The commentary points out that Ontario is flooded with imported skilled labour it never needed and doesn't need.

When we talk about foreign credentials, we automatically think about doctors who come from abroad and drive taxis in Toronto. But the reality is different. Only 200 doctors arrive every year. Rather, according to numbers from Ontario's immigration ministry that are only 2 years old, our province is flooded by engineers, accountants, lab technicians, IT experts and teachers we don't necessarily need.

As former Ontario immigration minister Mike Colle pointed out, we have 10,000 to 15,000 engineers arriving in Canada from abroad every year. At the same time, every year we have 4,000 to 5,000 new engineers graduating from our universities and the workforce can barely accommodate them.

One of the problems, according to the commentary, is the points system. As I have stated on this blog the system is outdated and arbitrary. It is also subject to meddling from non citizens as was the case when Canada tried to increase the score necessary for immigration as a means to control to the inflow of unnecessary skilled immigration.
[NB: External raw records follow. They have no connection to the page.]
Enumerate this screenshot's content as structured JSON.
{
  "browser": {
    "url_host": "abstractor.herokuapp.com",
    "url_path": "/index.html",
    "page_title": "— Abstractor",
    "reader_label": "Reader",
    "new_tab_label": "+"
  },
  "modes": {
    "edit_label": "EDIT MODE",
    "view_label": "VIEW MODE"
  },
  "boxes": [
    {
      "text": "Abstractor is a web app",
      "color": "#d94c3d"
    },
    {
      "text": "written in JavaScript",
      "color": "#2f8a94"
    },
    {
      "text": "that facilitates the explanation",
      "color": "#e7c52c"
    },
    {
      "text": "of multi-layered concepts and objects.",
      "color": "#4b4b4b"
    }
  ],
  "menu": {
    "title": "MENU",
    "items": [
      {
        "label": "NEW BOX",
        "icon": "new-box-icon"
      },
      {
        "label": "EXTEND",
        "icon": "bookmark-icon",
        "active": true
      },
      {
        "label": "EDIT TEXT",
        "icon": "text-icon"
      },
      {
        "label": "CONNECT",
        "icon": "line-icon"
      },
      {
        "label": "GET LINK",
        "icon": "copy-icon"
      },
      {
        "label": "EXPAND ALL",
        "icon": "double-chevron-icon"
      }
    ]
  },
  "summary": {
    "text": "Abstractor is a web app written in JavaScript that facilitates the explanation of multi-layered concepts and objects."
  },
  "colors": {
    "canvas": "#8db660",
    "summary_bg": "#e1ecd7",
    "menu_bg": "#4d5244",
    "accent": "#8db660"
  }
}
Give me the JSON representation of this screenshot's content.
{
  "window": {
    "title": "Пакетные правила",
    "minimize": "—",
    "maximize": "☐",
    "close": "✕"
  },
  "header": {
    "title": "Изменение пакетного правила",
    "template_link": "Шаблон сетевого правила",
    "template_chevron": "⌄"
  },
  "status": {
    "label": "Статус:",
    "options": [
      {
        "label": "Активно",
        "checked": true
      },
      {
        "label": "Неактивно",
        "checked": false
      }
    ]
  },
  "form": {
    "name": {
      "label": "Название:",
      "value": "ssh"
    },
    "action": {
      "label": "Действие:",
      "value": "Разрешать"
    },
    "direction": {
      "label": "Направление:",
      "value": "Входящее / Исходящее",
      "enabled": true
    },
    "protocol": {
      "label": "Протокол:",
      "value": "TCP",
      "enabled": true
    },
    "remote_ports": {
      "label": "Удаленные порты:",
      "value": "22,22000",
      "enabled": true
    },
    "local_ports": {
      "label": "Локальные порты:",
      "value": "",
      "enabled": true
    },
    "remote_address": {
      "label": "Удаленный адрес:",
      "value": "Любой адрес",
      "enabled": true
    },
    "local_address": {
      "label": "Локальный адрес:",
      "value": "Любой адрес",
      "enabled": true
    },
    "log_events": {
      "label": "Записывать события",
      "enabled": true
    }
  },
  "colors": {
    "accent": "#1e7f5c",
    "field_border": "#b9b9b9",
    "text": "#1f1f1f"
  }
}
When the government made public its intentions to do this Ottawa was threatened with lawsuits from potential immigrants who passed on the lower score but failed at the higher score. Ottawa back down and the score remains at its low of 67.
Immigration policy for skilled workers should start before we let them into Canada, not when they are already here because of the point system – and when we don't know what to do with them.

Sound familiar? This was the sentiment I expressed in my previous post. We shouldn't be importing skilled immigrants if their credentials are not going to be recognized. And it may very well be that their skills do not meet Canadian standards. These complications facing immigrants should be settled before coming to Canada. If they fail the skills assessment then they should not allowed to land regardless of their application score.

The commentary focuses its criticisms for Ontario but it is a problem for all of the country. Too many is too many and Canada needs to cut back on the inflow of immigrants and rethink its selection criteria.